Zuchtend sta ik op van mijn bed. De muziek speelt zacht door op de achtergrond, terwijl ik naar de kamer van Luca ga. Ik heb het laten staan zoals het stond, omdat ik toch niets van die kamer wil maken. Ik doorzoek de kast en kijk op de planken. Er staat een knuffeltje met de naam Luca erop. Het is een beertje. Ik kijk er doelloos naar.
Dan loop ik de kamer weer uit. Het heeft geen zin om hier te blijven. Ik schiet er niets mee op en voel me alleen maar slechter door het kijken naar spullen van een verdwenen kindje.
Ik besluit om naar het hoofdgebouw te gaan, daar kan ik tenminste nog met mensen praten. Ik moet wel door de regen, maar dat maakt me nu niet uit. Ik trek mijn jas aan en doe mijn capuchon op. Dan ga ik de deur uit. Er zijn niet veel mensen op straat, alleen een vrouw die op haar hakjes rent om zo snel mogelijk thuis te komen.
'Ha, Cara. Hoe gaat het?' begroet Holly me. Ze glimlacht vriendelijk en ik geef antwoord op haar vraag. 'Gelukkig gaat het beter. Drew wilde je nog spreken.' Ik knik, zeg haar gedag en ga dan naar Drews kantoor. Hij zit achter zijn bureau en doet wat administratief werk.
'Goede morgen,' mompelt hij, ook al is het al middag. Hij heeft waarschijnlijk nog geen lunch gehad. Dat heeft hij altijd, als hij lunch heeft gehad, is het middag. Anders niet. 'Zo te zien gaat het al veel beter met je?' Ik knik en hij gaat verder. 'Je mag volgende week terug naar Londen, als je dat wilt.
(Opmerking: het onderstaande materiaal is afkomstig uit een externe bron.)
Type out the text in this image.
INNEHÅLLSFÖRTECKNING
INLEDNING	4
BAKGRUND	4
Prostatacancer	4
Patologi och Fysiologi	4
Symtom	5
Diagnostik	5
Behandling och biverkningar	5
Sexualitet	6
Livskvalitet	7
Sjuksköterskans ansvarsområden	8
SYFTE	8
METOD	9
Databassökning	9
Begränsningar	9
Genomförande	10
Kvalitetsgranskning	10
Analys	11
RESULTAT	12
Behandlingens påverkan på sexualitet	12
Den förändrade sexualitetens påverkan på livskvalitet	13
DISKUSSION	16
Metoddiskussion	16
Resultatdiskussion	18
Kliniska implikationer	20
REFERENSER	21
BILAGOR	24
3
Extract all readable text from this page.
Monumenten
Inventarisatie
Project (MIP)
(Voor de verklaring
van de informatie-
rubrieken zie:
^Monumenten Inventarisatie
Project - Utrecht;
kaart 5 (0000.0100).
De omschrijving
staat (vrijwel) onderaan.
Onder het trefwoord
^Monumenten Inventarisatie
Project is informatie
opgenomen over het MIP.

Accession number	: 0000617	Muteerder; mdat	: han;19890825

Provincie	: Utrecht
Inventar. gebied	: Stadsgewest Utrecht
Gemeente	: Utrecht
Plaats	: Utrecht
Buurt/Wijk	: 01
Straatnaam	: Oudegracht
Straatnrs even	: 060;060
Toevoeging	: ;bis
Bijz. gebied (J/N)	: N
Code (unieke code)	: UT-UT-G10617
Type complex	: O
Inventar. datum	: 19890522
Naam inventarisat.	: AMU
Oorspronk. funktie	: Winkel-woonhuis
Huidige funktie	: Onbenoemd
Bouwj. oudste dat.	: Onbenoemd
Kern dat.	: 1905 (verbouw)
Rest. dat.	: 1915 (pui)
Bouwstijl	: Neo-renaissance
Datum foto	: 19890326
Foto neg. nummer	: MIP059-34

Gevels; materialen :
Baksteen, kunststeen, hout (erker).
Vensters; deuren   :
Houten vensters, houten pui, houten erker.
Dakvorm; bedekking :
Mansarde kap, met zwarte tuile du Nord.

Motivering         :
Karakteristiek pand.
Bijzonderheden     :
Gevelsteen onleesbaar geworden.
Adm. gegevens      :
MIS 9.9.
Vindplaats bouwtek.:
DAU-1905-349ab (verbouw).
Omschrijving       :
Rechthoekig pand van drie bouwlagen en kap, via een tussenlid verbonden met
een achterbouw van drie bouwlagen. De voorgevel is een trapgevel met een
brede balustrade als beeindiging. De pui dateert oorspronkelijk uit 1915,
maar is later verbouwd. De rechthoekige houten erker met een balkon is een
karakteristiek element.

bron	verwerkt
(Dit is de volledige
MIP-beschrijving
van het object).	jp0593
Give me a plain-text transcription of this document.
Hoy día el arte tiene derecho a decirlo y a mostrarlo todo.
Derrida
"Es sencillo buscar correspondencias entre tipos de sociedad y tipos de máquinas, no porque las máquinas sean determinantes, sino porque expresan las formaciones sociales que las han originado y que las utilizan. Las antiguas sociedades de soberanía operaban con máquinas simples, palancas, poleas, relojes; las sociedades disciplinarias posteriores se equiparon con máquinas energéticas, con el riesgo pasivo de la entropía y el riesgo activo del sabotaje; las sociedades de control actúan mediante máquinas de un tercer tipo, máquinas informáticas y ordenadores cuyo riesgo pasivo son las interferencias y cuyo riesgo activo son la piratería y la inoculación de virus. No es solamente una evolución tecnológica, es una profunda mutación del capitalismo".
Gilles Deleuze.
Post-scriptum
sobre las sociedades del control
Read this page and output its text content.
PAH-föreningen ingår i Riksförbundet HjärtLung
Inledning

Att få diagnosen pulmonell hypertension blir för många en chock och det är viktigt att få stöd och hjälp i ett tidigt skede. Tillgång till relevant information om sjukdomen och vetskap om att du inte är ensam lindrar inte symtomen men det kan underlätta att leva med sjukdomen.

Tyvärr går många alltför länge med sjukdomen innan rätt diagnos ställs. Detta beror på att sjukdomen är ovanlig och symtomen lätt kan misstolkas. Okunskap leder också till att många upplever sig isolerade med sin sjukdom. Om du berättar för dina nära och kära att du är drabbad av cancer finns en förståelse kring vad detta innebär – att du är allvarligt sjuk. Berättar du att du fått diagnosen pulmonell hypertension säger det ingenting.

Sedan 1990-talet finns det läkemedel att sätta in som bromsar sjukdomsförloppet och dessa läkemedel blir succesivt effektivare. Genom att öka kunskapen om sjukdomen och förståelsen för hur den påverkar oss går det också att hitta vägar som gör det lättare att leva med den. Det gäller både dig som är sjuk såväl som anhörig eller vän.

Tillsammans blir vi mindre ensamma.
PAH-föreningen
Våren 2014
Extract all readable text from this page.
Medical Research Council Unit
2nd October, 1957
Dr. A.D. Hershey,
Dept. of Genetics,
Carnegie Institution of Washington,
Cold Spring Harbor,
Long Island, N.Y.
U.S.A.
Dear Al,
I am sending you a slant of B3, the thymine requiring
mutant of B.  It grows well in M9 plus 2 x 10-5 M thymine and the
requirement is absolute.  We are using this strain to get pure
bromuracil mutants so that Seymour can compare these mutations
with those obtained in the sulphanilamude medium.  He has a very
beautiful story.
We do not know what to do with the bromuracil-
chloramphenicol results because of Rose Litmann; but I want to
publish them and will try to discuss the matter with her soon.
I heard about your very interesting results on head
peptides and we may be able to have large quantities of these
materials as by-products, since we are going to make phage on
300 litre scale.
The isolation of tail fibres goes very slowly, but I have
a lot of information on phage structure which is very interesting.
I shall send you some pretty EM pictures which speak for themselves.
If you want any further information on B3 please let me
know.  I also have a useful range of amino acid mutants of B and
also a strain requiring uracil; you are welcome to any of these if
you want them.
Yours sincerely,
De uitslagen van de controles in het ziekenhuis zijn goed en je mag weer weg uit de stad, maar ik wil dat je nog even uitrust.'
'Fijn.'
~
Het begint al te schemeren en de straten zijn leeg. Iedereen is al binnen. Het regent nog steeds en alleen gekken lopen nu nog over straat. En ik hoor bij die gekken. Zin om naar huis te gaan, heb ik niet. Dus ik maak een omweg. Zonder dat ik het doorheb, ben ik de wijk van Logan ingelopen. Ik besef het pas als ik het straatnaambordje van zijn straat herken.
Ik heb hier zo vaak gelopen, maar nu voelt het verkeerd. Hij wilt mij niet meer zien. En ik kom zomaar naar zijn straat, terwijl ik hier niets te zoeken heb. Ik blijf nog even staan, leunend tegen de paal. Ik kan zijn huis vanaf hier zien. De straat is niet zo lang en hij woont ergens aan het begin.
Ik moet me inhouden om niet naar zijn huis te lopen en aan te bellen, maar het lukt me. Na een tijdje duw ik mijn lichaam zuchtend van de paal af. Hoe langer ik hier sta, hoe slechter ik me voel. Ik kijk nog een keer om.
'Vaarwel,' mompel ik, voordat ik definitief wegloop en niet meer terugkom.